Managers who use the Internet intelligently know that a company website is incredibly flexible. It is capable of wearing many hats: it’s an advertisement, a marketing brochure, a lead generator, a salesperson, an order-taker, a customer service department, a market research tool, a database, an HR manager, etc. Making it all work well, however, can be tricky. Here are ten of the most important issues to keep in mind.

#10. Make It Easy to Find

The best website in the world is rendered effectively useless if it’s difficult to find. Make sure the site is registered with major search engines and built to appeal to their algorithms so interested people can find you. Include the company URL in all offline collateral too – letterhead, business cards, etc.

#9. Highlight Contact Information

People are starting to use the search engines more often as a sort of yellow pages reference to find phone numbers. So make the information readily available once visitors arrive at your website so they can pick up the phone and call.

#8. Track and Test

Regularly monitor site activity using the appropriate software and conduct user testing to figure out what’s working and what isn’t. Make changes based on the research.

#7. Get Visitors Involved

Make your website interactive. That doesn’t mean it needs to be Flash-heavy or over-the-top like It means making tools available to help sell your company’s products or capabilities, or to make it easy to do business with your organization. These include live chats, custom product selection tools, and account management interfaces.

#6. Exude Reliability

Put forth a sturdy, progressive, and trustworthy image. Use client references, testimonials, and financials where appropriate. People want to do business and associate with successful organizations, not hacks; both perceptions can be easily achieved online.

#5. Make it Easy to Navigate

Conform to generally accepted Web standards. Organize information sensibly and present it effectively. A website visitor that gets lost easily leaves quickly.

#4. Give Them a Reason to Believe

After all the basic evaluation criteria have been established, purchasing decisions are driven by emotion. Reach out to a well-defined target audience and demonstrate passion, vision, sincerity, and uniqueness. Remember, you’re not going to appeal to everyone; nor do you want to.

#3 Paint Them a Picture

In 358 B.C. Aristotle said “It is impossible even to think without a mental picture.” Provide visitors with the picture you want them to envision about your organization, using appropriate design, structure and imagery. Personalize the experience with happy, successful people photos.

#1 (tie) Content, Content, Content

You’ve heard it before: content is king.
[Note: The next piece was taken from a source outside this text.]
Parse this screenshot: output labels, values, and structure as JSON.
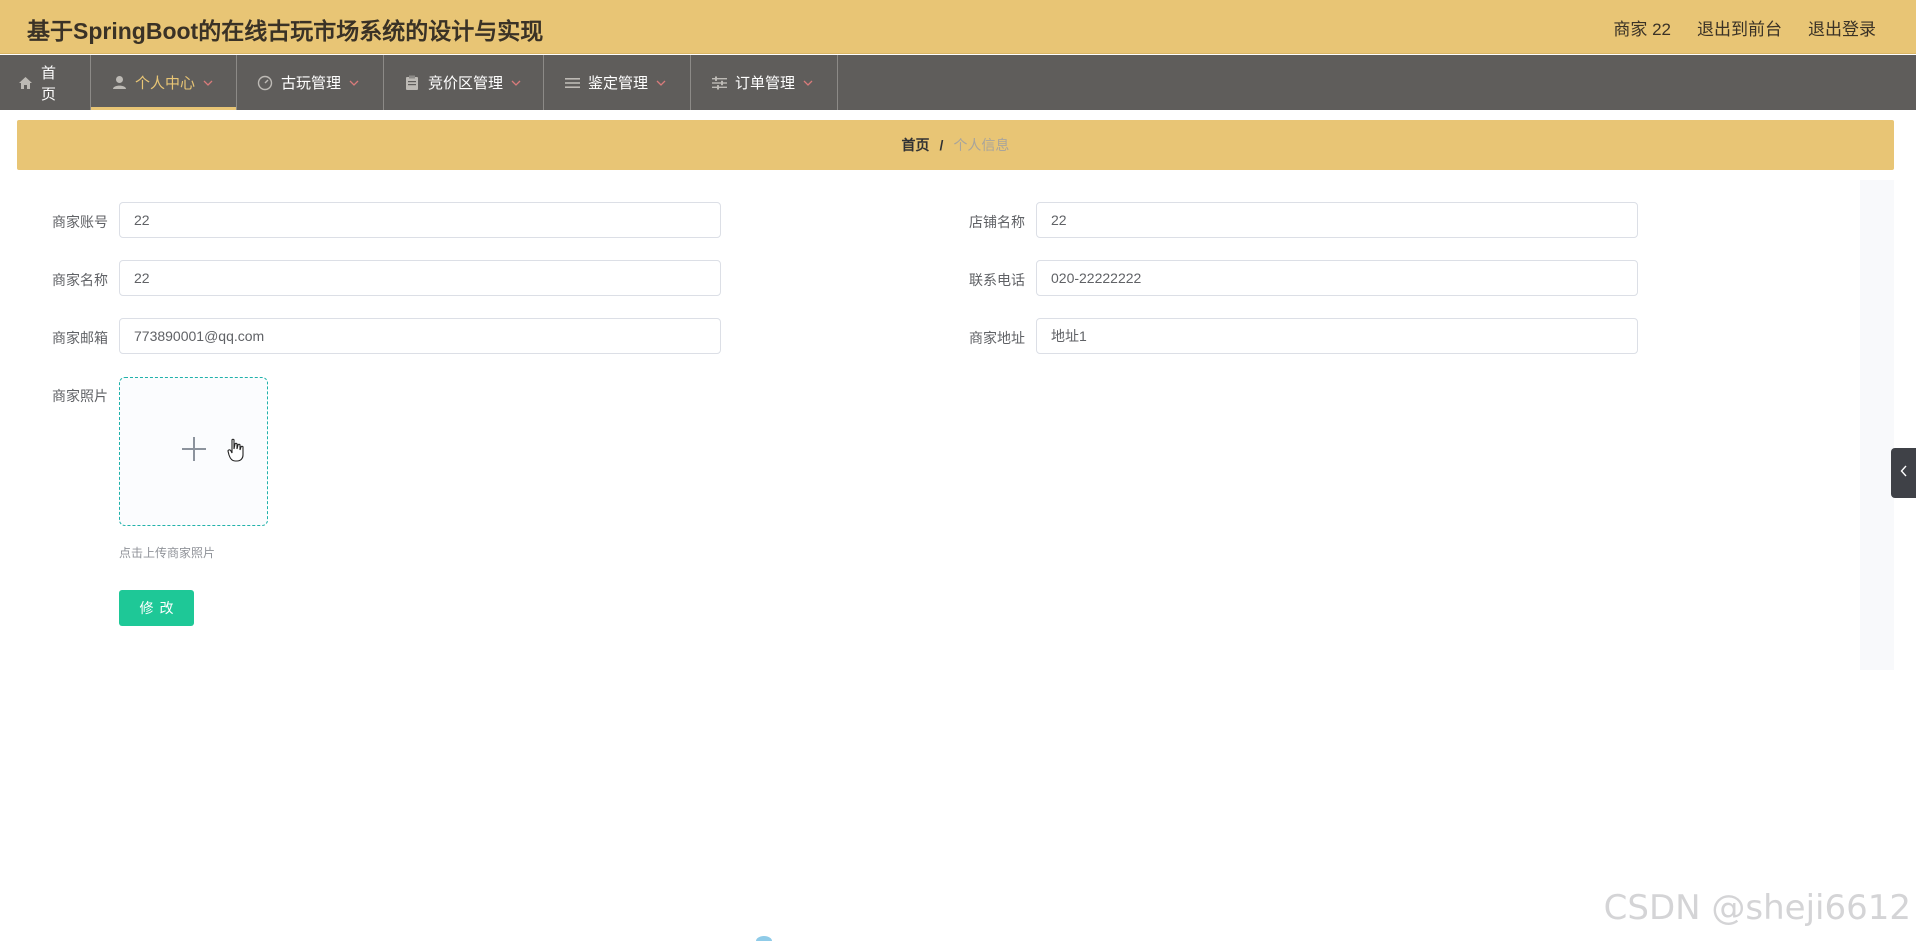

Nowhere is this more true than on your website. Develop/refine a messaging strategy and hammer it home throughout the site. Incorporate fresh new information regularly (it can be as straightforward as press releases). Strive to answer visitor questions, establish market leadership, and encourage desired behaviors.

#1 (tie) Look Good

David Ogilvy, the godfather of advertising, once said: “You have to decide what image you want for your brand. Image means personality. Products, like people, have personalities, and they can make or break them in the market place.” Personality on the Web is the sum result of the individual components of a site and how they work together: logo, color treatment, photos, content, layout, etc. You have the option to looks great, average, or inferior. Why not choose to be outstanding?